上厕所要在角落的一个木桶里解决,臭味让人作呕。
看守我们的水手们很凶,谁要是哭闹就会挨打。有个小女孩因为一直哭着要妈妈,被打得三天下不了地。
但最可怕的是那个脸上总是带着诡异笑容的男人。
他偶尔会来挑选孩子,被选中的人就再也没回来过。
“他们去哪了?”有一次托比忍不住问米娅。
米娅沉默了很久,然后指了指角落里另一个笼子,那里面装着一些她不敢细看的东西。
“别看那边,”她捂住托比的眼睛,“记住,无论发生什么,都要活下去。总会有人来救我们的。”
第五天的时候,那个脸上总是挂着残忍笑容的男人来了。他穿着一身黑色皮甲,腰间挂着一把寒光闪闪的匕首。
“你,还有你。”他指了指两个年纪稍大的孩子,“跟我走。

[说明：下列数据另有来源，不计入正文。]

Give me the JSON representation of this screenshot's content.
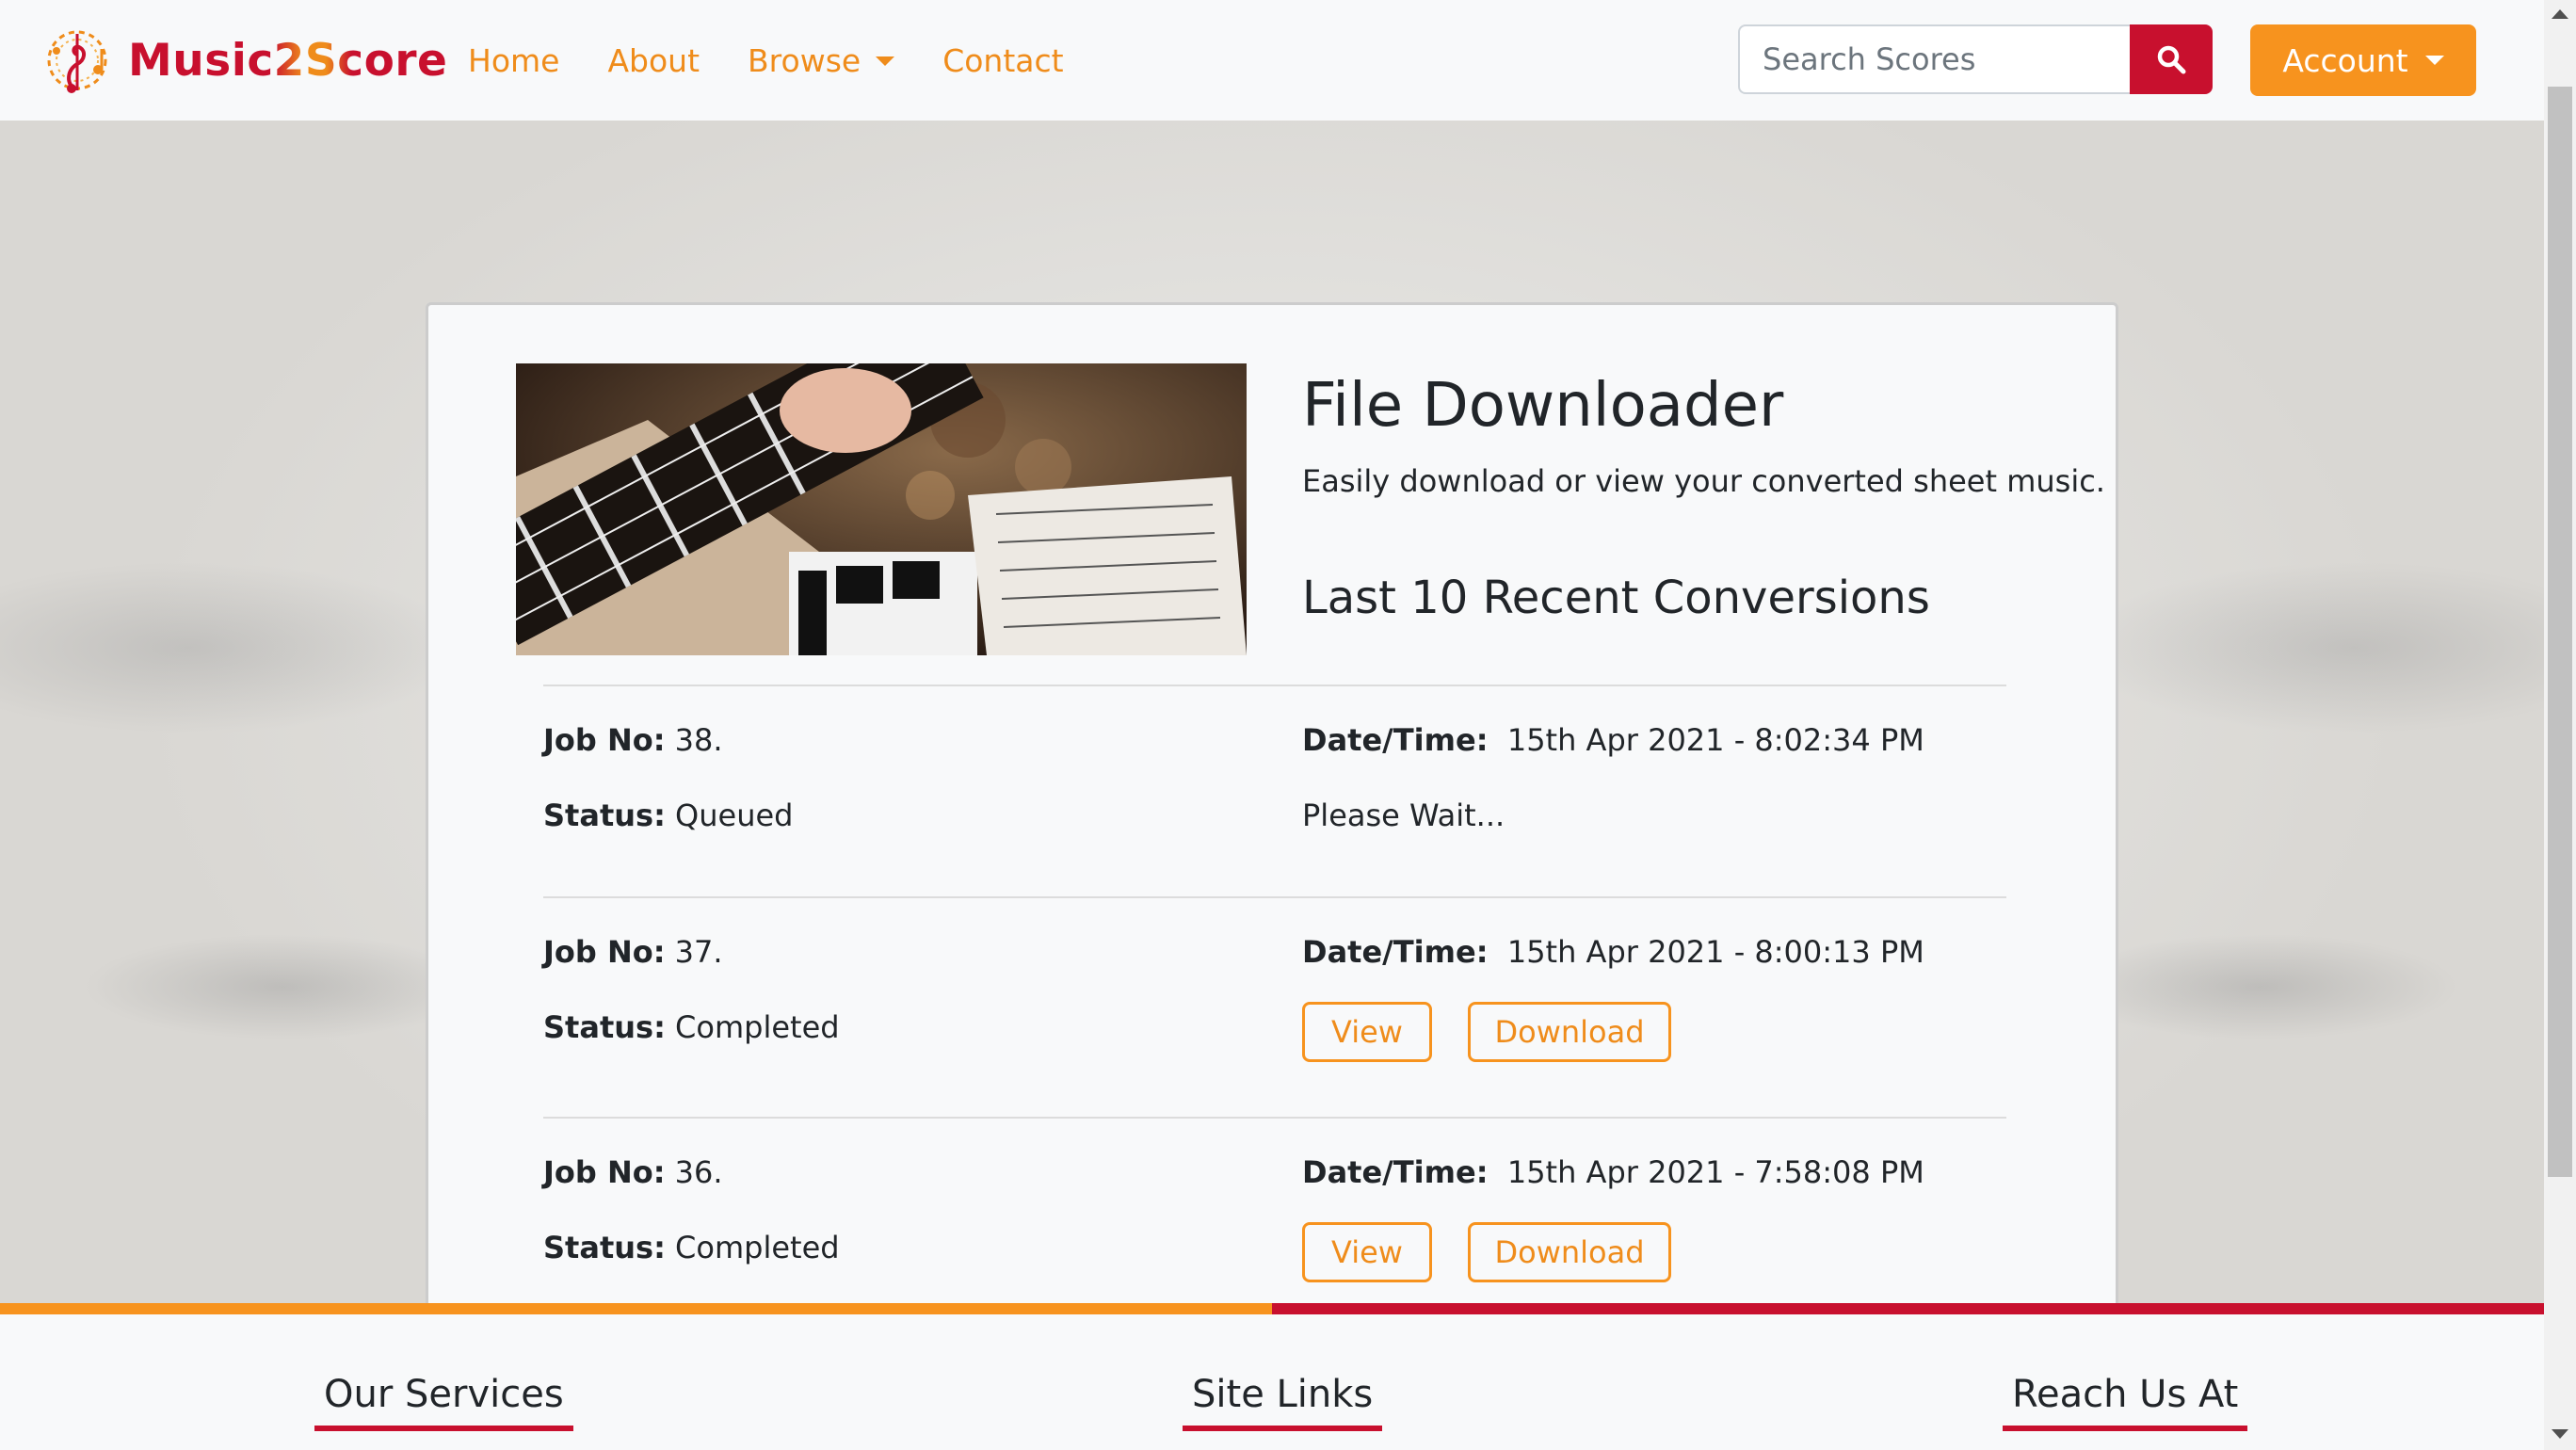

”
那两个孩子再也没有回来。
第七天,轮到了米娅。
米娅站起来,她的身体在微微发抖,但脸上却带着笑容。
临走前,她悄悄握了握托比的手。
“不要怕。”
“记住,要活下去。正义一定会来的。”
她跟着那个男人走了,脸上依然带着微笑。
几个小时后,那个男人回来了。
他的脸上、手上、甚至头发上都沾满了鲜血,嘴角挂着让人毛骨悚然的笑容。他手里拿着几张还在滴血的皮革,上面隐约可见奇怪的符文。
托比认出了其中一张上残留的金色发丝。
他想吐,但胃里什么都没有。
男人离开后,托比在角落里发现了一小截白色的东西,是米娅的指骨。
不知道是无意掉落,还是那男人故意留下的。
托比小心地把它藏在破烂的衣服里。
接下来的日子里,每当绝望快要吞噬他的时候,他就会摸摸那截骨头。
米娅说过要活下去,他就一定要活下去。
有一天,他发现船舱角落有个小小的排风口。